O
CTRL C CTRL V DE DIEGO PANSANI
[Foto de Raphaela Fonseca]
Para
Diana Junkes
Notas
rasuradas
com
o carimbo
Lula
Livre
não
perdem
o seu valor,
informa
o Banco Central.
Desde
o começo da semana,
tem
circulado na internet um vídeo
que
mostra um grupo de pessoas
carimbando
cédulas
do
real com uma marca que leva
o
rosto do presidente Lula e
a
legenda “Lula Livre”.
“É
de graça”, afirma a mulher que carimba as notas enquanto apoiadores fazem fila.
Escolho o texto “Valor de uso” (decalque de uma reportagem de 2018), porque é exemplar daquilo que o livro faz e das questões que estão por trás dos procedimentos que o poeta utiliza. Dá pra dizer que a transformação do “valor de troca” em “valor de uso” (de acordo com a terminologia marxista) é o desafio que esse tipo de poesia se coloca: retomar a energia do “valor diferencial” (como se diz em Linguística) para colocá-la a serviço de um valor de “experiência”. Não é nada simples, mas é uma situação que atravessa o livro nas várias situações de comunicação que ele mobiliza, em geral ironicamente, do jornalismo político à linguagem privada ou aos emoticons.
Se a linguagem corrente é um valor “de troca”, é dinheiro (currency), de certo modo, a poesia é concebida como carimbo sobre essa linguagem cotidiana da informação. E sua aposta é a de que esse carimbo se transforme em arma política. Mas uma arma política cuja condição contraditória é a de permanecer sendo poesia. Tarefa complexa que o livro consegue tornar inteligível com muita inventividade, com um jogo eficaz (por exemplo) na escolha dos títulos e na perturbação paródica das estruturas do livro.

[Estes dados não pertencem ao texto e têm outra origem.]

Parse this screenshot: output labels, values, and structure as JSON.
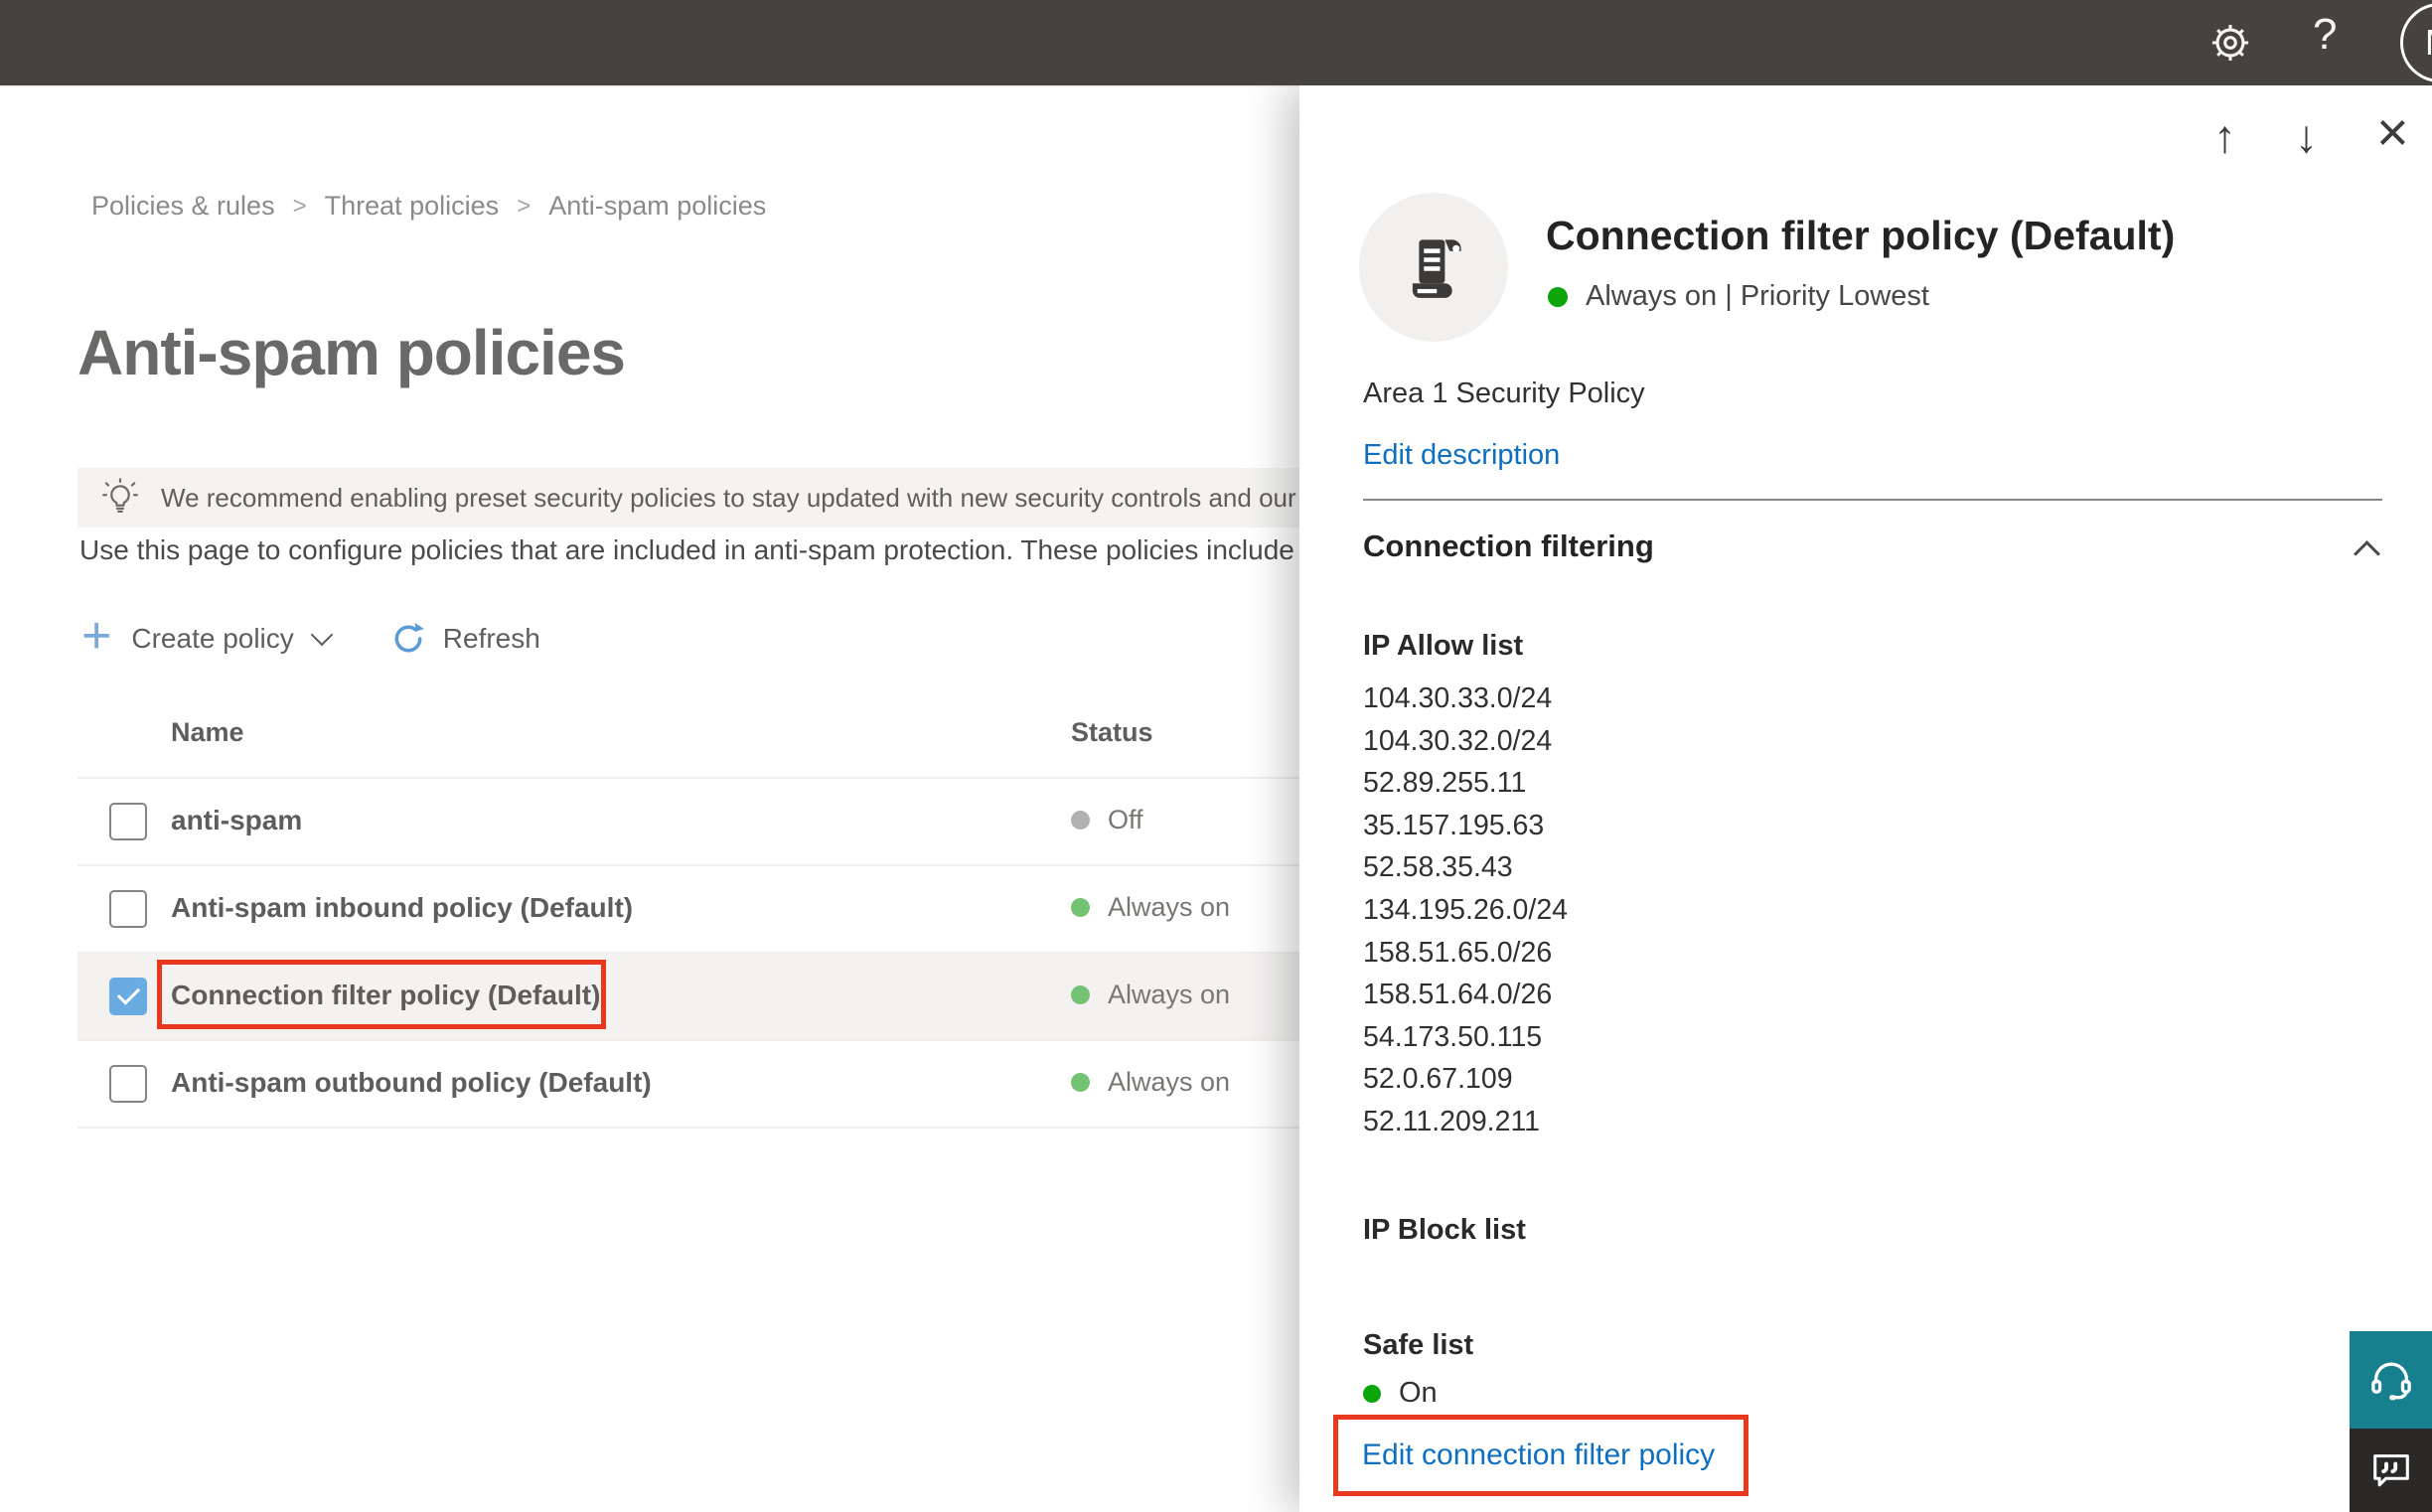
{
  "topbar": {
    "avatar_initial": "M"
  },
  "breadcrumb": {
    "separator": ">",
    "items": [
      "Policies & rules",
      "Threat policies",
      "Anti-spam policies"
    ]
  },
  "page": {
    "title": "Anti-spam policies",
    "banner_text": "We recommend enabling preset security policies to stay updated with new security controls and our recommendations",
    "description": "Use this page to configure policies that are included in anti-spam protection. These policies include"
  },
  "toolbar": {
    "create_label": "Create policy",
    "refresh_label": "Refresh"
  },
  "table": {
    "columns": [
      "Name",
      "Status"
    ],
    "rows": [
      {
        "name": "anti-spam",
        "status": "Off",
        "state": "off",
        "checked": false
      },
      {
        "name": "Anti-spam inbound policy (Default)",
        "status": "Always on",
        "state": "on",
        "checked": false
      },
      {
        "name": "Connection filter policy (Default)",
        "status": "Always on",
        "state": "on",
        "checked": true,
        "highlighted": true
      },
      {
        "name": "Anti-spam outbound policy (Default)",
        "status": "Always on",
        "state": "on",
        "checked": false
      }
    ]
  },
  "flyout": {
    "title": "Connection filter policy (Default)",
    "status_line": "Always on | Priority Lowest",
    "policy_description": "Area 1 Security Policy",
    "edit_description_label": "Edit description",
    "section_title": "Connection filtering",
    "ip_allow_label": "IP Allow list",
    "ip_allow": [
      "104.30.33.0/24",
      "104.30.32.0/24",
      "52.89.255.11",
      "35.157.195.63",
      "52.58.35.43",
      "134.195.26.0/24",
      "158.51.65.0/26",
      "158.51.64.0/26",
      "54.173.50.115",
      "52.0.67.109",
      "52.11.209.211"
    ],
    "ip_block_label": "IP Block list",
    "safe_list_label": "Safe list",
    "safe_list_status": "On",
    "edit_link_label": "Edit connection filter policy"
  },
  "colors": {
    "accent_blue": "#0e6fc0",
    "status_green_row": "#74c274",
    "status_green_vivid": "#0ca50c",
    "status_gray": "#b3b1af",
    "highlight_red": "#e8391f",
    "checkbox_blue": "#6aabe2",
    "topbar_bg": "#454240",
    "teal_button": "#16808e",
    "chat_button": "#2a2927"
  }
}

Após percorrer as mais de 150 páginas, resta entretanto uma dúvida: quando a poesia entra no jogo diferencial das linguagens, da “diversidade” de linguagens, ela ainda é capaz de propor uma situação alternativa? A radicalização do valor diferencial (ou seja, a relativização ou a abolição total das fronteiras) empreendida pela antipoesia de Pansani pressupõe uma cumplicidade com as fronteiras. Como lidar com isso? É um desafio que se coloca à poesia do readymade, da performance, do processo. Como conjugar o impacto (subversivo) da experiência com os hábitos que esse gesto pressupõe e recoloca em circulação? A poesia teria capacidade de produzir distanciamento, mergulhada no império da informação? Qual seria seu “poder de fogo”?
[Sobre
Nenhuma poesia, de Diego Pansani (Rio de Janeiro: 7Letras, 2019). Texto
originalmente publicado na seção “Porque hoje é sábado” da revista 451, no
Facebook: https://www.facebook.com/revistaquatrocincoum/photos/a.1901817230086276/2547421502192509/?type=3&theater ]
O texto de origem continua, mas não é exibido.